Thursday, September 18, 2008

Pasuruan 15 September 2008

Angin itu kembali menerpa wajahku,
Mengusir butiran air mata yang bergulir pelan,
Mengeringkan kornea mata yang memerah,
Kilasan dari tangisan yang terkuak dari dalam,
Melihat kumpulan tubuh yang tak berdosa saling menumpuk.

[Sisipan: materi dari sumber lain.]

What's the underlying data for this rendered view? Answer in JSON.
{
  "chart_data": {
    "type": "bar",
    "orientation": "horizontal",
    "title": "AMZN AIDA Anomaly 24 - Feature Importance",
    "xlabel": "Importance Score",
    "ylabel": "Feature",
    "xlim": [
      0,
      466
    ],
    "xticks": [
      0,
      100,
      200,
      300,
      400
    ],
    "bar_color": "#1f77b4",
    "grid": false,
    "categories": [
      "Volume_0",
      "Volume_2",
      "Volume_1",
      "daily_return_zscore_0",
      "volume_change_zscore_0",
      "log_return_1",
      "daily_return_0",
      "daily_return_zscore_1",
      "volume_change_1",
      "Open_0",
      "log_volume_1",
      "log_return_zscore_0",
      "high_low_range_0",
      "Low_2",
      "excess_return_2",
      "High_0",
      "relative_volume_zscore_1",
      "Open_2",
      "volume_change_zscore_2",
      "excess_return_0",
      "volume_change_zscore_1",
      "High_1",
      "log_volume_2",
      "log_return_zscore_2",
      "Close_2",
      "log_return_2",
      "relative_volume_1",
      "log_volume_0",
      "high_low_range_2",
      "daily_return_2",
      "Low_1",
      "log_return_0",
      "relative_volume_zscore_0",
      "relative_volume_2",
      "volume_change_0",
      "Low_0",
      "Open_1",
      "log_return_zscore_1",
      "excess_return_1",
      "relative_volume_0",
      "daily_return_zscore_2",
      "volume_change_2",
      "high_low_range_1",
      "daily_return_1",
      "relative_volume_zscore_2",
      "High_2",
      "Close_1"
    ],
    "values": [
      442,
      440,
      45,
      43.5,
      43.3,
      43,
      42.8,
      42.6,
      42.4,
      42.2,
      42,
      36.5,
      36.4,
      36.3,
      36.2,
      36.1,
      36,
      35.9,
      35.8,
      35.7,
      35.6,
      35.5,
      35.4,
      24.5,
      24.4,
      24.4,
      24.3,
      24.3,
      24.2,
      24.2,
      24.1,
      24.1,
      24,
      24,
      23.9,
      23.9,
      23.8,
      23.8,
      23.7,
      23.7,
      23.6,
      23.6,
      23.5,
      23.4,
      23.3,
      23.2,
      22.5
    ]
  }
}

Sejenak hati ini menghayati keadaan yang baru lewat,
Menyaksikan sumringahnya wajah-wajah tubuh tak bernyawa itu,
Tak menghiraukan jalan jauh yang ditempuh,
Tak perhatikan hawa panas di sekeliling,
Tak peduli harus berdiri berdempetan,
Demi sesuatu yang sangat dibutuhkan.

Begitukkah jalan kehidupan yang harus dilalui,
Sesuatu yang sangat langka ada dalam genggaman,
Sesuatu yang menjauh setiap didekati dengan usaha keras,
Sesuatu yang sulit untuk dijangkau,
Namun juga sesuatu yang sangat mudah didapat bagi sebagian,
Bahkan sesuatu yang bisa tidak berarti bagi yang lain.

Memang sesuatu itu jadi harapan semua orang yang berkumpul di sini,
Menanti penuh harap, segera mendapat jatah untuk mengambilnya,
Menunggu penuh cemas karena rombongan di belakang yang mulai tidak sabar.

Wajahku kembali tersapu oleh angin yang lewat,
Menyadarkanku akan betapa tipis dan singkatnya waktu yang aku lalui,
Dari sebelumnya gerombolan orang berjubel,
Sampai akhirnya hanya jasad yang tertinggal.